The Municipal Porcelain Collection
It was in 1994 that the Kronberger Haus opened its first department, entitled "Höchster Porzellan 1746–1796". Numbering approximately 750, the Höchst faiences and porcelains in the municipal collection are an impressive demonstration of the large and variegated product palette of the old "Höchster Porcellainefabrique". The exhibition acquaints visitors with the 260-plus years of the company's history as well as its production methods, and conveys a stylistic overview of its extraordinarily diverse forms and decors.

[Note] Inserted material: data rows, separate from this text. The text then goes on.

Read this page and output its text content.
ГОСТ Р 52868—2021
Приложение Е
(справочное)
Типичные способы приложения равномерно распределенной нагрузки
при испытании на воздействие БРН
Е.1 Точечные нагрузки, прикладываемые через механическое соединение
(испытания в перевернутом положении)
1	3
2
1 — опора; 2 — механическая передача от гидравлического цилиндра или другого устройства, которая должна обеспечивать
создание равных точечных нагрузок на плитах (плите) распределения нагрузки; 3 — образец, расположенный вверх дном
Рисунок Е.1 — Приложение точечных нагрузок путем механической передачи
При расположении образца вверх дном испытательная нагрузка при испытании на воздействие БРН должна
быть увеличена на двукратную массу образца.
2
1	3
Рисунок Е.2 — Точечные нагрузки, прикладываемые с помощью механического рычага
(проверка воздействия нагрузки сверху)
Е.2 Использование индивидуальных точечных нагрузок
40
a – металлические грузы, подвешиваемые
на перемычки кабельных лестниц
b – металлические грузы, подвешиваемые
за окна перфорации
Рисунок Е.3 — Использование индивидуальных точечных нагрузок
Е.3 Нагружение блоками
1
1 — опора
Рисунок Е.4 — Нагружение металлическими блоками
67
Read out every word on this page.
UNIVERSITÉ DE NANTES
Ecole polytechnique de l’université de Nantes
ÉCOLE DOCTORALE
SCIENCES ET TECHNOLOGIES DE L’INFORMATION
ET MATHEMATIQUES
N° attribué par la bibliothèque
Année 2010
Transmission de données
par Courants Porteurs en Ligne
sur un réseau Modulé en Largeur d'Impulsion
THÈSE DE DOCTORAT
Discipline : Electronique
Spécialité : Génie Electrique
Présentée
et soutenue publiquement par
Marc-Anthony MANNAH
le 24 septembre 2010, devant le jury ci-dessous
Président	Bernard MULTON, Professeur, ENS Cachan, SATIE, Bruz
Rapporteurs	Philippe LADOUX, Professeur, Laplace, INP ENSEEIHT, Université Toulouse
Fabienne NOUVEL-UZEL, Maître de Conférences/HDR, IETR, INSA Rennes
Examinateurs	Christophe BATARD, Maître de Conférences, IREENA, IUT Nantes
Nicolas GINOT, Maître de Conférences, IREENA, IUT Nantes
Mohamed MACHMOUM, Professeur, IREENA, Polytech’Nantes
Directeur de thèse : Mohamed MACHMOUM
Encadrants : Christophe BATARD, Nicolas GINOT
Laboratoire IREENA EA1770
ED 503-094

Under the artistic direction of the prominent master modeller of Höchst, Johann Peter Melchior, the old Höchst porcelain manufactory made the stylistic transition from the cheerful and playful Rococo to the rigour of Neoclassicism, with regard to both the forms and decors of its products. The precious luxury items are accordingly classified according to their artistic contexts, forerunners and models. Aspects of cultural history are likewise reflected in the presentation. One focus is on showing how the practical and the beautiful can be combined, for many porcelain objects served practical purposes in everyday life – whether on the festively laid table, during the morning toilet, as interior decoration, for private devotions or as desirable collectors items and gallantries presented as tokens of friendship and love.
As everyday customs changed over the course of the seventeenth century, so did ways of using porcelain dishes and vessels. Through the introduction of the three exotic colonial hot beverages coffee, tea and chocolate, as well as the influences of French and Spanish court etiquette, the drinking and eating habits of the upper aristocratic and bourgeois classes changed fundamentally in the eighteenth century.